Driver training for police recruits is being criticised as limited and the 22 hours they get behind the wheel as inadequate.
Official documents obtained by RNZ show the nine-day driver training course at the Police College in Porirua includes 11 hours of theory and a one hour theory lesson on fleeing drivers.
Last week, RNZ revealed 44 police officers crashed more than once within the last year, with a handful crashing up to four times.
Motorsport champion and road safety advocate Greg Murphy said it was hard to believe police officers fresh out of college were competent enough to be on the road after so few hours behind the wheel.
"Personally, I think the training needs to be better than what it is, and more than what it is, considering the circumstances that the police are put in to, and the amount of miles and amount of kilometres that they are doing under the conditions they are expected to operate in."
He said one would hope police officers would have some decent experience under their belt.
"It's a difficult area to go and suddenly find yourself in, if before you turned up at the Police College you'd just had the standard licensing process and then you go through the 22 hours of practical, the 12 hours of theory and one hour of theory pursuit training.
"I would hope that there's more procedures in place than just that, if you're expected to go chasing the bad guys around the streets."
Mr Murphy was also critical of how often graduates upskill themselves.
He said recruits should be recertified at least every 18 months, rather than the current three years for Gold ranked graduates, and five years for those ranked Silver.
The 2 to 3 percent of recruits who graduate with Bronze get further training within the district they work in.
Public should be able to expect police are well trained
Mark Revill-Johnson, who taught at the college from 2003 until 2012, said the course was limited and did not include enough of the type of conditions officers regularly faced.
"Obviously police travel significantly more kilometres than your average member of the public might.
"They drive in more difficult conditions under more pressure, so the crash rate is generally lower than the public's general crash rate if you took it kilometre for kilometre travelled.
"But the public should be able to expect that police are well trained and police should be setting a 100 percent example of good driving to everybody else."
Mr Revill-Johnson, who is from the UK, said trainees there carry out a four-week course, followed by a further four-week advanced course focused on urgent duty out on the public roads.
"It's the kind of course that needs to be a little more detailed and needs to include the sort of driving conditions that they are going to be driving in.

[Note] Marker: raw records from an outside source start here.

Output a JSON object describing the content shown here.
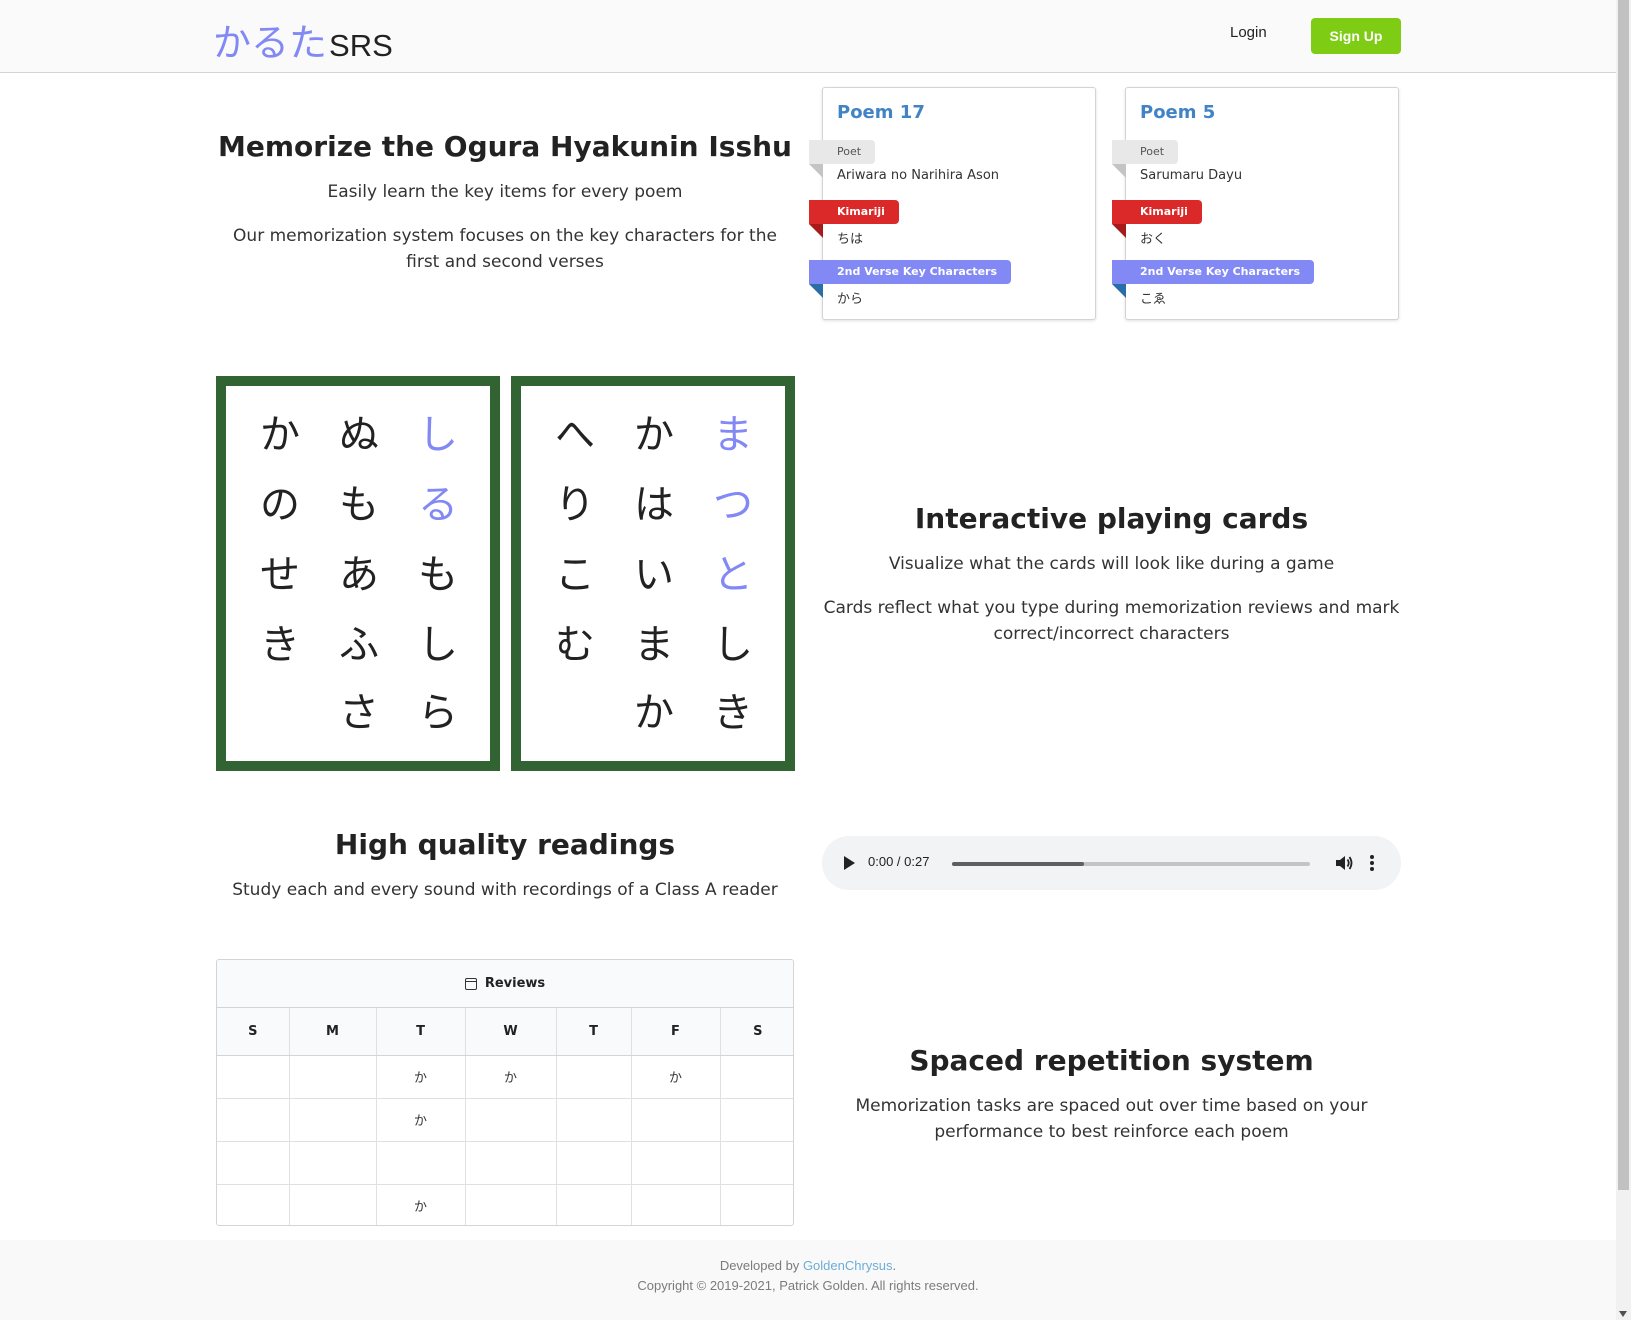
{
  "header": {
    "brand_kana": "かるた",
    "brand_suffix": "SRS",
    "login_label": "Login",
    "signup_label": "Sign Up"
  },
  "hero": {
    "title": "Memorize the Ogura Hyakunin Isshu",
    "subtitle": "Easily learn the key items for every poem",
    "description": "Our memorization system focuses on the key characters for the first and second verses"
  },
  "poem_cards": [
    {
      "title": "Poem 17",
      "poet_label": "Poet",
      "poet": "Ariwara no Narihira Ason",
      "kimariji_label": "Kimariji",
      "kimariji": "ちは",
      "second_label": "2nd Verse Key Characters",
      "second": "から"
    },
    {
      "title": "Poem 5",
      "poet_label": "Poet",
      "poet": "Sarumaru Dayu",
      "kimariji_label": "Kimariji",
      "kimariji": "おく",
      "second_label": "2nd Verse Key Characters",
      "second": "こゑ"
    }
  ],
  "playing_cards": {
    "title": "Interactive playing cards",
    "subtitle": "Visualize what the cards will look like during a game",
    "description": "Cards reflect what you type during memorization reviews and mark correct/incorrect characters",
    "card1": {
      "col1": [
        "か",
        "の",
        "せ",
        "き"
      ],
      "col2": [
        "ぬ",
        "も",
        "あ",
        "ふ",
        "さ"
      ],
      "col3": [
        "し",
        "る",
        "も",
        "し",
        "ら"
      ]
    },
    "card2": {
      "col1": [
        "へ",
        "り",
        "こ",
        "む"
      ],
      "col2": [
        "か",
        "は",
        "い",
        "ま",
        "か"
      ],
      "col3": [
        "ま",
        "つ",
        "と",
        "し",
        "き"
      ]
    },
    "highlight_color": "#8289f5",
    "border_color": "#326433"
  },
  "readings": {
    "title": "High quality readings",
    "subtitle": "Study each and every sound with recordings of a Class A reader",
    "audio_time": "0:00 / 0:27",
    "audio_progress": 0.37
  },
  "srs": {
    "title": "Spaced repetition system",
    "description": "Memorization tasks are spaced out over time based on your performance to best reinforce each poem",
    "calendar_title": "Reviews",
    "days": [
      "S",
      "M",
      "T",
      "W",
      "T",
      "F",
      "S"
    ],
    "rows": [
      [
        "",
        "",
        "か",
        "か",
        "",
        "か",
        ""
      ],
      [
        "",
        "",
        "か",
        "",
        "",
        "",
        ""
      ],
      [
        "",
        "",
        "",
        "",
        "",
        "",
        ""
      ],
      [
        "",
        "",
        "か",
        "",
        "",
        "",
        ""
      ]
    ]
  },
  "footer": {
    "developed_prefix": "Developed by ",
    "developer": "GoldenChrysus",
    "developed_suffix": ".",
    "copyright": "Copyright © 2019-2021, Patrick Golden. All rights reserved."
  },
  "colors": {
    "accent": "#8289f5",
    "signup": "#7fcc14",
    "kimariji": "#db2828",
    "link": "#4183c4"
  }
}
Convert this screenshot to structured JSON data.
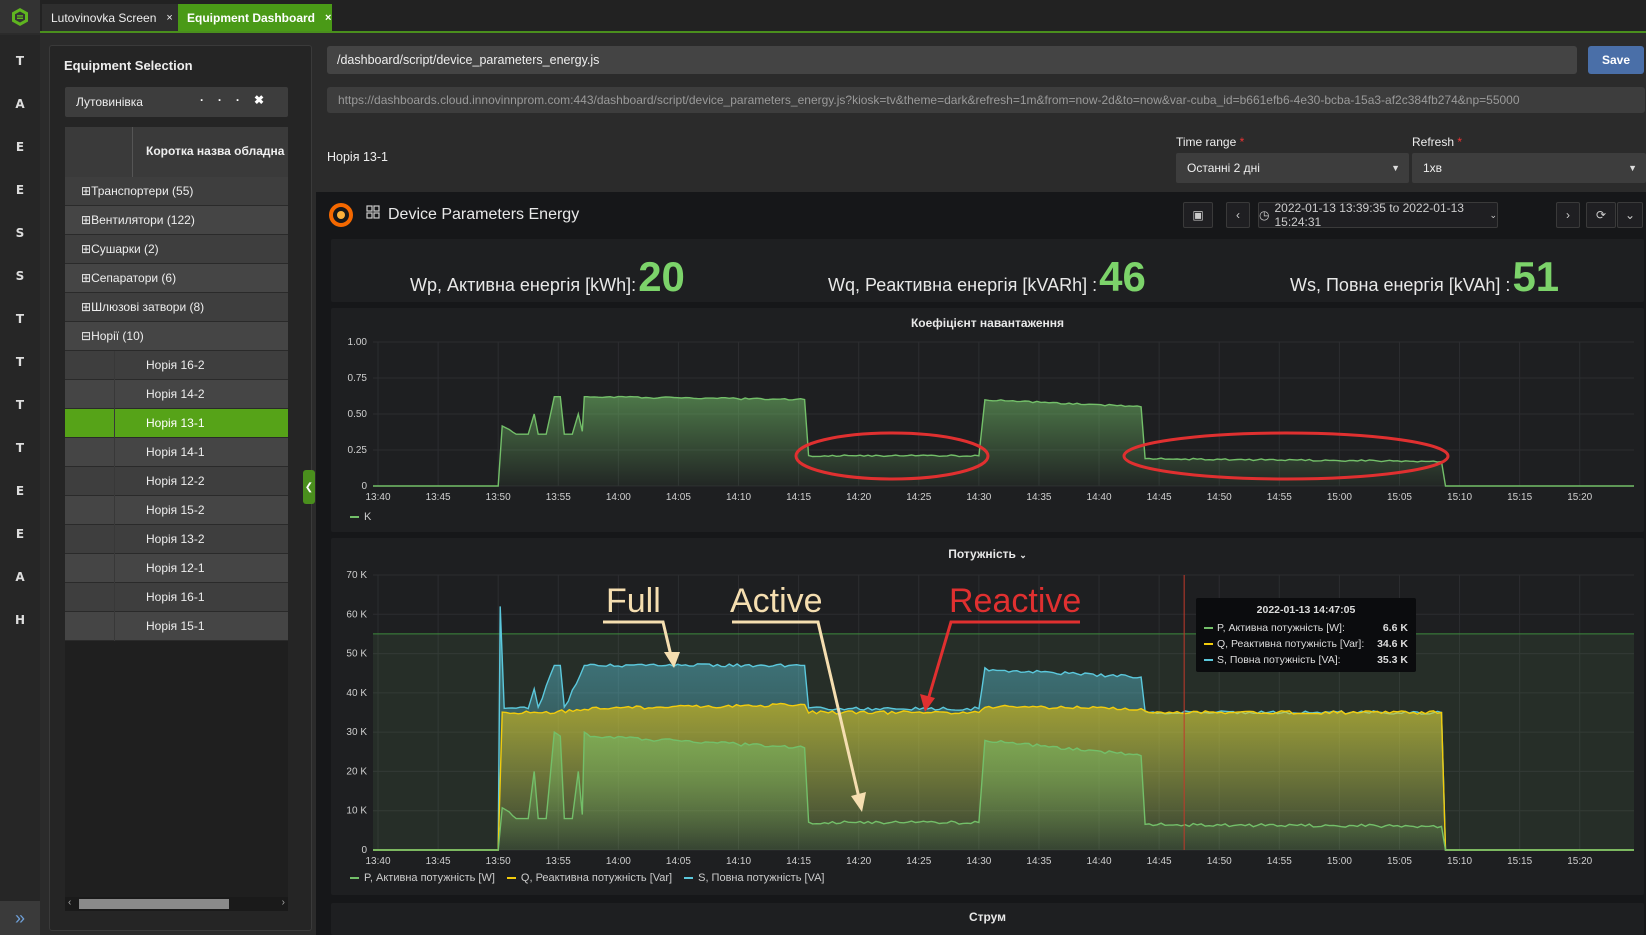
{
  "tabs": [
    {
      "label": "Lutovinovka Screen",
      "close": "×"
    },
    {
      "label": "Equipment Dashboard",
      "close": "×"
    }
  ],
  "rail_letters": [
    "T",
    "A",
    "E",
    "E",
    "S",
    "S",
    "T",
    "T",
    "T",
    "T",
    "E",
    "E",
    "A",
    "H"
  ],
  "rail_toggle": "»",
  "equipment": {
    "title": "Equipment Selection",
    "select_value": "Лутовинівка",
    "select_menu": "···",
    "select_clear": "✖",
    "column_header": "Коротка назва обладна",
    "groups": [
      {
        "label": "Транспортери (55)",
        "state": "⊞"
      },
      {
        "label": "Вентилятори (122)",
        "state": "⊞"
      },
      {
        "label": "Сушарки (2)",
        "state": "⊞"
      },
      {
        "label": "Сепаратори (6)",
        "state": "⊞"
      },
      {
        "label": "Шлюзові затвори (8)",
        "state": "⊞"
      },
      {
        "label": "Норії (10)",
        "state": "⊟"
      }
    ],
    "items": [
      "Норія 16-2",
      "Норія 14-2",
      "Норія 13-1",
      "Норія 14-1",
      "Норія 12-2",
      "Норія 15-2",
      "Норія 13-2",
      "Норія 12-1",
      "Норія 16-1",
      "Норія 15-1"
    ],
    "selected_item": "Норія 13-1"
  },
  "toolbar": {
    "path": "/dashboard/script/device_parameters_energy.js",
    "save_label": "Save",
    "url": "https://dashboards.cloud.innovinnprom.com:443/dashboard/script/device_parameters_energy.js?kiosk=tv&theme=dark&refresh=1m&from=now-2d&to=now&var-cuba_id=b661efb6-4e30-bcba-15a3-af2c384fb274&np=55000"
  },
  "device_name": "Норія 13-1",
  "filters": {
    "time_range_label": "Time range",
    "time_range_value": "Останні 2 дні",
    "refresh_label": "Refresh",
    "refresh_value": "1хв",
    "required_mark": "*"
  },
  "grafana": {
    "dashboard_title": "Device Parameters Energy",
    "time_range": "2022-01-13 13:39:35 to 2022-01-13 15:24:31",
    "stats": [
      {
        "label": "Wp, Активна енергія [kWh]:",
        "value": "20"
      },
      {
        "label": "Wq, Реактивна енергія [kVARh] :",
        "value": "46"
      },
      {
        "label": "Ws, Повна енергія [kVAh] :",
        "value": "51"
      }
    ],
    "panel_struma": "Струм"
  },
  "annotations": {
    "full": "Full",
    "active": "Active",
    "reactive": "Reactive"
  },
  "tooltip": {
    "time": "2022-01-13 14:47:05",
    "rows": [
      {
        "name": "P, Активна потужність [W]:",
        "value": "6.6 K",
        "color": "#73bf69"
      },
      {
        "name": "Q, Реактивна потужність [Var]:",
        "value": "34.6 K",
        "color": "#f2cc0c"
      },
      {
        "name": "S, Повна потужність [VA]:",
        "value": "35.3 K",
        "color": "#5bc8dc"
      }
    ]
  },
  "chart_data": [
    {
      "type": "line",
      "title": "Коефіцієнт навантаження",
      "xlabel": "",
      "ylabel": "",
      "x_ticks": [
        "13:40",
        "13:45",
        "13:50",
        "13:55",
        "14:00",
        "14:05",
        "14:10",
        "14:15",
        "14:20",
        "14:25",
        "14:30",
        "14:35",
        "14:40",
        "14:45",
        "14:50",
        "14:55",
        "15:00",
        "15:05",
        "15:10",
        "15:15",
        "15:20"
      ],
      "y_ticks": [
        "0",
        "0.25",
        "0.50",
        "0.75",
        "1.00"
      ],
      "ylim": [
        0,
        1.0
      ],
      "xlim": [
        "13:39:35",
        "15:24:31"
      ],
      "grid": true,
      "legend_position": "bottom-left",
      "series": [
        {
          "name": "K",
          "color": "#73bf69",
          "x": [
            "13:39:35",
            "13:50:00",
            "13:50:20",
            "13:51:30",
            "13:52:30",
            "13:53:00",
            "13:53:20",
            "13:54:00",
            "13:54:40",
            "13:55:10",
            "13:55:30",
            "13:56:10",
            "13:56:40",
            "13:57:00",
            "13:57:10",
            "13:57:40",
            "14:15:30",
            "14:15:50",
            "14:30:00",
            "14:30:30",
            "14:43:30",
            "14:43:50",
            "15:08:30",
            "15:08:50",
            "15:24:31"
          ],
          "y": [
            0,
            0,
            0.42,
            0.36,
            0.36,
            0.5,
            0.36,
            0.36,
            0.62,
            0.62,
            0.36,
            0.36,
            0.5,
            0.38,
            0.62,
            0.62,
            0.6,
            0.21,
            0.21,
            0.6,
            0.55,
            0.19,
            0.17,
            0,
            0
          ]
        }
      ]
    },
    {
      "type": "area",
      "title": "Потужність",
      "xlabel": "",
      "ylabel": "",
      "x_ticks": [
        "13:40",
        "13:45",
        "13:50",
        "13:55",
        "14:00",
        "14:05",
        "14:10",
        "14:15",
        "14:20",
        "14:25",
        "14:30",
        "14:35",
        "14:40",
        "14:45",
        "14:50",
        "14:55",
        "15:00",
        "15:05",
        "15:10",
        "15:15",
        "15:20"
      ],
      "y_ticks": [
        "0",
        "10 K",
        "20 K",
        "30 K",
        "40 K",
        "50 K",
        "60 K",
        "70 K"
      ],
      "ylim": [
        0,
        70000
      ],
      "xlim": [
        "13:39:35",
        "15:24:31"
      ],
      "grid": true,
      "legend_position": "bottom-left",
      "threshold": 55000,
      "cursor": "14:47:05",
      "series": [
        {
          "name": "P, Активна потужність [W]",
          "color": "#73bf69",
          "x": [
            "13:39:35",
            "13:50:00",
            "13:50:20",
            "13:51:30",
            "13:52:30",
            "13:53:00",
            "13:53:20",
            "13:54:00",
            "13:54:40",
            "13:55:10",
            "13:55:30",
            "13:56:10",
            "13:56:40",
            "13:57:00",
            "13:57:10",
            "13:57:40",
            "14:15:30",
            "14:15:50",
            "14:30:00",
            "14:30:30",
            "14:43:30",
            "14:43:50",
            "15:08:30",
            "15:08:50",
            "15:24:31"
          ],
          "y": [
            0,
            0,
            11000,
            8000,
            8000,
            20000,
            8000,
            8000,
            30000,
            29000,
            8000,
            8000,
            20000,
            9000,
            30000,
            29000,
            26000,
            7000,
            7000,
            28000,
            24000,
            6500,
            6000,
            0,
            0
          ]
        },
        {
          "name": "Q, Реактивна потужність [Var]",
          "color": "#f2cc0c",
          "x": [
            "13:39:35",
            "13:50:00",
            "13:50:20",
            "13:54:40",
            "13:57:10",
            "14:15:30",
            "14:15:50",
            "14:30:00",
            "14:30:30",
            "14:43:30",
            "14:43:50",
            "15:08:30",
            "15:08:50",
            "15:24:31"
          ],
          "y": [
            0,
            0,
            35000,
            35000,
            36000,
            37000,
            35000,
            35000,
            36500,
            36000,
            35000,
            35000,
            0,
            0
          ]
        },
        {
          "name": "S, Повна потужність [VA]",
          "color": "#5bc8dc",
          "x": [
            "13:39:35",
            "13:50:00",
            "13:50:10",
            "13:50:30",
            "13:52:30",
            "13:53:00",
            "13:53:20",
            "13:54:40",
            "13:55:10",
            "13:55:30",
            "13:57:10",
            "13:57:40",
            "14:15:30",
            "14:15:50",
            "14:30:00",
            "14:30:30",
            "14:43:30",
            "14:43:50",
            "15:08:30",
            "15:08:50",
            "15:24:31"
          ],
          "y": [
            0,
            0,
            62000,
            36000,
            36000,
            41000,
            36000,
            47000,
            47000,
            36000,
            47000,
            47000,
            47000,
            36000,
            36000,
            46000,
            44000,
            35000,
            35000,
            0,
            0
          ]
        }
      ]
    }
  ]
}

"Bear in mind, the majority of the course happens within the city, it's ... Wellington, Upper Hutt and Lower Hutt based.
"It has the ability to be able to take an instructed drive through a city environment under emergency conditions, in other words with lights and sirens operating."
Mr Revill-Johnson said people training recruits at the college wanted to do more, but budgets were an issue.
"The cost involved in delivering the training and what's referred to as 'lost opportunity costs', where an officer who's doing training isn't out doing policing ... they make it much more of a constraint than people might imagine it to be."
Nine-day driver training course "too short"
The Police Association agrees the nine-day driver training course is too short, and driving conditions for recruits should be more realistic.
President Greg O'Connor said he understood the constraints. "There are other priorities, and with the police in a sinking budget, there are other areas, like firearms for example, and getting people out on the street, where training could be prioritised more greatly."
Police National Headquarters said there were no plans to extend the length of the course but a review was underway to incorporate more practical training next year.